[GiNaC-list] sympy, Maxima, GiNaC, and others (lament of a physicist)

Ondrej Certik ondrej at certik.cz
Thu Jan 3 15:14:28 CET 2008


On Jan 1, 2008 6:04 PM, Alexei Sheplyakov <varg at theor.jinr.ru> wrote:
> Hello!
>
> On Tue, Jan 01, 2008 at 02:24:33PM +0100, Ondrej Certik wrote:
> >
> > I was recently at a Sage workshop, some of my notes here:
> >
> > http://ondrejcertik.blogspot.com/2007/11/sage-days-6.html
>
> I've got some comments regarding SymPy and sage, I post them here
> (as 'Post a Comment' function on that page does not seem to work
> properly). I hope this is not off topic on the GiNaC list.
>
> > SAGE wraps Maxima, because Maxima is quite fast, very well tested, so it
> > works well.
>
> Although the algorithms implemented in Maxima are quite good, Maxima is
> dog slow and unreasonably memory-hungry. That stems from awful memory
> management facilities of the underlying LISP system (GCL). Unfortunately,
> Maxima maintainers ignore these issues. So people who need to get their
> calculations done were forced to write their own tools (GiNaC being one
> of them).
>
> > It's difficult to extend
>
> That's not quite true.
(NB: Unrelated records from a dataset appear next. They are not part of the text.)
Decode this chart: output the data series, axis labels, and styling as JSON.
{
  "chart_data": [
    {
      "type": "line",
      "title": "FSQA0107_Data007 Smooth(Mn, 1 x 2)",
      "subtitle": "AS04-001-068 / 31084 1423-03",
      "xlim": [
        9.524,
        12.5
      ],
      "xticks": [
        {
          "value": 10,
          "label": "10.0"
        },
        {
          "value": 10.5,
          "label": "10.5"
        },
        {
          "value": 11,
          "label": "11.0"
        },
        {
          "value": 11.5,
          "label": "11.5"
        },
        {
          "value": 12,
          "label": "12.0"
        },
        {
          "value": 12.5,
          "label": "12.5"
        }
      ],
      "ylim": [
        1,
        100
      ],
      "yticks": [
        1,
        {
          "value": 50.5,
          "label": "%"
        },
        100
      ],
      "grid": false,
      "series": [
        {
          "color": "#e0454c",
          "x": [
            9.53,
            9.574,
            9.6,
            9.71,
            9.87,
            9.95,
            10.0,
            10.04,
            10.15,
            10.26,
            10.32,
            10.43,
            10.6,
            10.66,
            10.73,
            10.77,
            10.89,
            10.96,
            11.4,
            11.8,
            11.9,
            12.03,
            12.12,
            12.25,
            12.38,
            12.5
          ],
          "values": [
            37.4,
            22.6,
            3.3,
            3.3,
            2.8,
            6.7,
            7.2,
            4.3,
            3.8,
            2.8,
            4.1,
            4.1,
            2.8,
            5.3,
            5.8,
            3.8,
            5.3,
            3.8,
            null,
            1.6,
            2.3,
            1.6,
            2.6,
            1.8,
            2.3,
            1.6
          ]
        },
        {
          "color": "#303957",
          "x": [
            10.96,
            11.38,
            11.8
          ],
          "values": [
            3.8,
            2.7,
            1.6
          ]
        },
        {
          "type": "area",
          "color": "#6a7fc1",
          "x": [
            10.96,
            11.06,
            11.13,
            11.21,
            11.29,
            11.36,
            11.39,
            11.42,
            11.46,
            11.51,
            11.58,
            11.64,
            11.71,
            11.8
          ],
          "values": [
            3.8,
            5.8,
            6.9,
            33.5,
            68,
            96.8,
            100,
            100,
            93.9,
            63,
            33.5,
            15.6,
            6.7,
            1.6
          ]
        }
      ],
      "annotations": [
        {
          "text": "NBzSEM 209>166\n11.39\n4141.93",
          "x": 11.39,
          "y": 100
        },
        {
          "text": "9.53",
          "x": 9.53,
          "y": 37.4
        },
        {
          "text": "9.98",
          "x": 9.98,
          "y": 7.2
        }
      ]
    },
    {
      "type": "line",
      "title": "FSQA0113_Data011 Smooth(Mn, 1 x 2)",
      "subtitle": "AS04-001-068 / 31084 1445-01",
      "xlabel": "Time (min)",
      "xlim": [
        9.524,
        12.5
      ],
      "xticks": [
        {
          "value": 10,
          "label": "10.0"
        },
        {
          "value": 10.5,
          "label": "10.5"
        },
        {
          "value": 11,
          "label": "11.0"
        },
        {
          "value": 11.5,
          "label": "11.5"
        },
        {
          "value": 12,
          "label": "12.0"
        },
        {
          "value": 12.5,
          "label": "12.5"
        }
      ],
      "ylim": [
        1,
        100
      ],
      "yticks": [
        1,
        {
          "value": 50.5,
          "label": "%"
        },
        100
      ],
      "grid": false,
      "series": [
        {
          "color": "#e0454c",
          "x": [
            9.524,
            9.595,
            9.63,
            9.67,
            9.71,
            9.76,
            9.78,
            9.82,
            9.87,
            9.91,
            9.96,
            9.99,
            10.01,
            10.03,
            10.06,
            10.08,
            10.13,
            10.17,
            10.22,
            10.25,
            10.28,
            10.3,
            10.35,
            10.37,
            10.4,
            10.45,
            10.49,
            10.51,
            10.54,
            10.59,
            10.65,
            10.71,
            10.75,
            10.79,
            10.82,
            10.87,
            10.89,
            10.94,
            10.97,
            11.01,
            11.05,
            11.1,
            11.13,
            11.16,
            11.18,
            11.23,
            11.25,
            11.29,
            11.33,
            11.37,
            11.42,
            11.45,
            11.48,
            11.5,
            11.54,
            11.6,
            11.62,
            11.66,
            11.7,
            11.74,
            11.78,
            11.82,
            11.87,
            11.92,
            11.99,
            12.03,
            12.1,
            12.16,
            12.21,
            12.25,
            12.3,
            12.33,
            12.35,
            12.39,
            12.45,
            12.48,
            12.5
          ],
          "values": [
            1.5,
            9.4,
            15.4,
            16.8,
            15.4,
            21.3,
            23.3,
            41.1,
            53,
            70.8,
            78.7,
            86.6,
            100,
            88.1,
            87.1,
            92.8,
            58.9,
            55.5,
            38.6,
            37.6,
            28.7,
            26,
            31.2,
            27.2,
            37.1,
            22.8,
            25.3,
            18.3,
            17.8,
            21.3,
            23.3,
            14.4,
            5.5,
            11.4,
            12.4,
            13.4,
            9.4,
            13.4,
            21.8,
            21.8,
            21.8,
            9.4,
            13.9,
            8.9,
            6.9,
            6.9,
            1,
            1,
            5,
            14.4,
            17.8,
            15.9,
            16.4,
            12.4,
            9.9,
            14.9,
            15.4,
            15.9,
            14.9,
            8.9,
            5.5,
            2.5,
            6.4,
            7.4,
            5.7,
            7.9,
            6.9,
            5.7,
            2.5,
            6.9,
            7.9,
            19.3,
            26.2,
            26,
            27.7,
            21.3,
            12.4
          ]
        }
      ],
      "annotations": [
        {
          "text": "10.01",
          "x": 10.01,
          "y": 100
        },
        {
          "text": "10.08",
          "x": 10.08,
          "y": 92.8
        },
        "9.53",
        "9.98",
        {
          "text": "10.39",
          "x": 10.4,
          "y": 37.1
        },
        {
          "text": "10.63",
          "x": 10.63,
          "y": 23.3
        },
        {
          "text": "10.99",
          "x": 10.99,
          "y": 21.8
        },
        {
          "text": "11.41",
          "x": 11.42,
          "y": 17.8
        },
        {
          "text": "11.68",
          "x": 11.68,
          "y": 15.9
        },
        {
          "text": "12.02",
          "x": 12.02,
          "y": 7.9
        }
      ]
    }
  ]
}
Maxima is just a custom LISP system (roughly, a LISP
> library), so it is possible to extend it either with LISP, or (via foreign
> function interface) with virtually any programming lagnuage.
>
> > and written in LISP and that's very bad.
>
> Actually, that's very GOOD. One can concentrate on the problem being solved
> instead of learning (the lastest version of) some programming language which
> happens to be popular today.
>
> > it's in Python,
>
> Life is to short to learn every (ill-designed) programming language
> out of there. Especially if existing programming languages (LISP/FORTRAN/C)
> cover every task in a CAS (and not only CAS) programming. It's very sad that
> people keep reinventing the wheel (or rather, rewriting it in their pet
> programming languages) instead of improving existing tools.
>
> > but currently slower than Maxima
>
> Ouch!
>
> > rewriting parts of SymPy using Cython, or even C directly,
>
> So, you've reimplemented GiNaC in Python, and now reimplementing that in C?
> This sounds like reinventing the wheel, doesn't it?  And what's the point
> of that (leaving aside having fun :)?

Fun is an important part. But the main reason is to have fast CAS in
python. I am
one of the authors of swiginac (so that we use the wheel, instead of
reinventing it), but that's not the way.
As to speed, we are improving. As shown here for example:

http://groups.google.com/group/sympycore/browse_thread/thread/8062076c7bc8807d

we now have a prototype of a code, that is pure Python, but 2.5x to 5x
faster than Maxima.
And on some tests around 4x slower, thatn swiginac. Then rewriting
some parts to C, we should
(at least we believe) get comparable speeds as swiginac.